I always wondered why the fsync has to be lazy. It seems like the fsync's can be bundled up together, and the notification messages held for a few millis while the write completes. Similar to TCP corking. There doesn't need to be one fsync per consensus.

▲

kbenson 44 minutes ago | parent | next [-]

That was my immediate thought as well, under the assumption the lazy fsync is for performance. I imagine in some situations, delaying the write until the write confirmation actually happens is okay (depending on delay), but it also occurred to me that if you delay enough, and you have a busy enough system, and your time to send the message is small enough, the number of open connections you need to keep open can be some small or large multiple of the amount you would need without delaying the confirmation message to actual write time.

▲

aphyr 3 hours ago | parent | prev | next [-]

Yes, good call! You can batch up multiple operations into a single call to fsync. You can also tune the number of milliseconds or bytes you're willing to buffer before calling `fsync` to balance latency and throughput. This is how databases like Postgres work by default--see the `commit_delay` option here: https://www.postgresql.org/docs/8.1/runtime-config-wal.html

▲

to11mtm 2 hours ago | parent [-]

> This is how databases like Postgres work by default--see the `commit_delay` option here: https://www.postgresql.org/docs/8.1/runtime-config-wal.html

I must note that the default for Postgres is that there is NO delay, which is a sane default.

> You can batch up multiple operations into a single call to fsync.

Ive done this in various messaging implementations for throughput, and it's actually fairly easy to do in most languages;

Basically, set up 1-N writers (depends on how you are storing data really) that takes a set of items containing the data to be written alongside a TaskCompletionSource (Promise in Java terms), when your stuff wants to write it shoots it to that local queue, the worker(s) on the queue will write out messages in batches based on whatever else (i.e. tuned for write size, number of records, etc for both throughput and guaranteeing forward progress,) and then when the write completes you either complete or fail the TCS/Promise.

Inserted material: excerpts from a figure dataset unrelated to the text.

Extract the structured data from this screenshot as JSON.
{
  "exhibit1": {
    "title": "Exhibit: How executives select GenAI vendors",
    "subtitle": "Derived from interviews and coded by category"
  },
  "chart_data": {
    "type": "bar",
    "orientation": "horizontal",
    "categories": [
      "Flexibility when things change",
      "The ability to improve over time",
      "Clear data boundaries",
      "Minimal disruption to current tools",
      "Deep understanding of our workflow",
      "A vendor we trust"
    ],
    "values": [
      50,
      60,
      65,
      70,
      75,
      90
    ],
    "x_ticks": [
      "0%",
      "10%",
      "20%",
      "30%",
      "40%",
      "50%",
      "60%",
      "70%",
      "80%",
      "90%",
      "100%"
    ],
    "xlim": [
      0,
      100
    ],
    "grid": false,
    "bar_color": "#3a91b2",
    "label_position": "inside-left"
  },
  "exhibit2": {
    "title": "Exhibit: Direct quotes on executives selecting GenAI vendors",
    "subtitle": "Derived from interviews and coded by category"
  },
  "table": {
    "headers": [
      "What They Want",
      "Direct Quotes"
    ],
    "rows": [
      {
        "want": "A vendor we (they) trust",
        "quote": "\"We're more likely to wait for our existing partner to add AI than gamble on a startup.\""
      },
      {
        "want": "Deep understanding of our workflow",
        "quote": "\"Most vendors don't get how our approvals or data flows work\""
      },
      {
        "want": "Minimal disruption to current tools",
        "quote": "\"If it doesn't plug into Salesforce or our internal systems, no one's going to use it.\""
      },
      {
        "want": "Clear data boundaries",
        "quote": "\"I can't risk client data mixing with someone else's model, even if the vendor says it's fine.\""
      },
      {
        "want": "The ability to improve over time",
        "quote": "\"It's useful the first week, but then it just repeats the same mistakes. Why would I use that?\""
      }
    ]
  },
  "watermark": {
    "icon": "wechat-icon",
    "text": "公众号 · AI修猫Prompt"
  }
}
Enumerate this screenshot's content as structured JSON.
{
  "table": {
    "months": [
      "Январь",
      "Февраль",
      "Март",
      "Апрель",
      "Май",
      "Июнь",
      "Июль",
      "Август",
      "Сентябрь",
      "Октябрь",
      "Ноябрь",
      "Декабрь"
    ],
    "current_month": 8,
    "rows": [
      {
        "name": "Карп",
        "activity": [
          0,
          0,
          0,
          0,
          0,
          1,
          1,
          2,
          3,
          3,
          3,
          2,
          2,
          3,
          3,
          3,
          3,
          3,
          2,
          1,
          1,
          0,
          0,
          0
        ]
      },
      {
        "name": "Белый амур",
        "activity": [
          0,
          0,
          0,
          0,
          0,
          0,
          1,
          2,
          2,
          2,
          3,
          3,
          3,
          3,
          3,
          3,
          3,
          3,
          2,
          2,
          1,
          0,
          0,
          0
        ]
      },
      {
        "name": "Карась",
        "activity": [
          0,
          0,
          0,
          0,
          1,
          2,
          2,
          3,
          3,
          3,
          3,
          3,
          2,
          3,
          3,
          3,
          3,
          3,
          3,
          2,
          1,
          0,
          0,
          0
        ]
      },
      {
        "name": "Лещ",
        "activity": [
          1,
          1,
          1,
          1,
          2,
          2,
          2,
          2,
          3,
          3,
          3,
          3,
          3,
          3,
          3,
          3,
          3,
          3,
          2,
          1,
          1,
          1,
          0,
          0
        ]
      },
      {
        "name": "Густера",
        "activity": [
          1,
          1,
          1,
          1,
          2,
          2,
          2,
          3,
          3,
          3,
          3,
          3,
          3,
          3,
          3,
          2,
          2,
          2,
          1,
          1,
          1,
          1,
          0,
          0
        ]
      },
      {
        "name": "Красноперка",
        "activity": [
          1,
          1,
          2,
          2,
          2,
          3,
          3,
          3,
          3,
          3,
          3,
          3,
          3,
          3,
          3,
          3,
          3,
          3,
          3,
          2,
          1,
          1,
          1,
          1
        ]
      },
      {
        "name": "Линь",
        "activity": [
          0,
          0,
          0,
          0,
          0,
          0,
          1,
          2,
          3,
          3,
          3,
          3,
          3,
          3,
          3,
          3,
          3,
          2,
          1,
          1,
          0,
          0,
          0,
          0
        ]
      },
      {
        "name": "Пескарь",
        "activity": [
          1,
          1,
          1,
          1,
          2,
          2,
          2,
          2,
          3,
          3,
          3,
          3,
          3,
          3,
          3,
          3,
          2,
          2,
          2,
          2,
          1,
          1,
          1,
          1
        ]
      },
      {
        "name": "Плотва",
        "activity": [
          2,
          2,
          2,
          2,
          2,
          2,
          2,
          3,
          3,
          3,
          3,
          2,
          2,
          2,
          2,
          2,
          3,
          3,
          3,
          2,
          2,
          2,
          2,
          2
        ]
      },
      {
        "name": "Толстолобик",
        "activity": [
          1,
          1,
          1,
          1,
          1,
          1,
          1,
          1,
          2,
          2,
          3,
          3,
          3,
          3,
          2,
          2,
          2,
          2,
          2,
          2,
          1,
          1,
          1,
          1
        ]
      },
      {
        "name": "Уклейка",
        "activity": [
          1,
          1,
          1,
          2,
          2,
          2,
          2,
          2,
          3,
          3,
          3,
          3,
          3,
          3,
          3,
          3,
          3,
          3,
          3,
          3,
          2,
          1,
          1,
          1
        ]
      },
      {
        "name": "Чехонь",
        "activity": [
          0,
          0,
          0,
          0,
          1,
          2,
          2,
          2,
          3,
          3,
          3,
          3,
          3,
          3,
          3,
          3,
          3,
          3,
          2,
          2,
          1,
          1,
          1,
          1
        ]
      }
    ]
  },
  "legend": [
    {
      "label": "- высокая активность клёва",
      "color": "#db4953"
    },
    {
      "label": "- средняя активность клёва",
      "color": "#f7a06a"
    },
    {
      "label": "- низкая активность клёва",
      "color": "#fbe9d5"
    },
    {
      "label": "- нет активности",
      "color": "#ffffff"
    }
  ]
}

If you've got the right 'glue' with your language/libraries it's not that hard; this example [0] from Akka.NET's SQL persistence layer shows how simple the actual write processor's logic can be... Yeah you have to think about queueing a little bit however I've found this basic pattern very adaptable (i.e. queueing op can just send a bunch of ready-to-go-bytes and you work off that for threshold instead, add framing if needed, etc.)

[0] https://github.com/akkadotnet/Akka.Persistence.Sql/blob/7bab...

▲

aphyr 2 hours ago | parent [-]

Ah, pardon me, spoke too quickly! I remembered that it fsynced by default, and offered batching, and forgot that the batch size is 0 by default. My bad!

	▲	to11mtm 2 hours ago \| parent [-]
		Well the write is still tunable so you are still correct. Just wanted to clarify that the default is still at least safe in case people perusing this for things to worry about, well, were thinking about worrying. Love all of your work and writings, thank you for all you do!

▲

senderista an hour ago | parent | prev [-]

In practice, there must be a delay (from batching) if you fsync every transaction before acknowledging commit. The database would be unusably slow otherwise.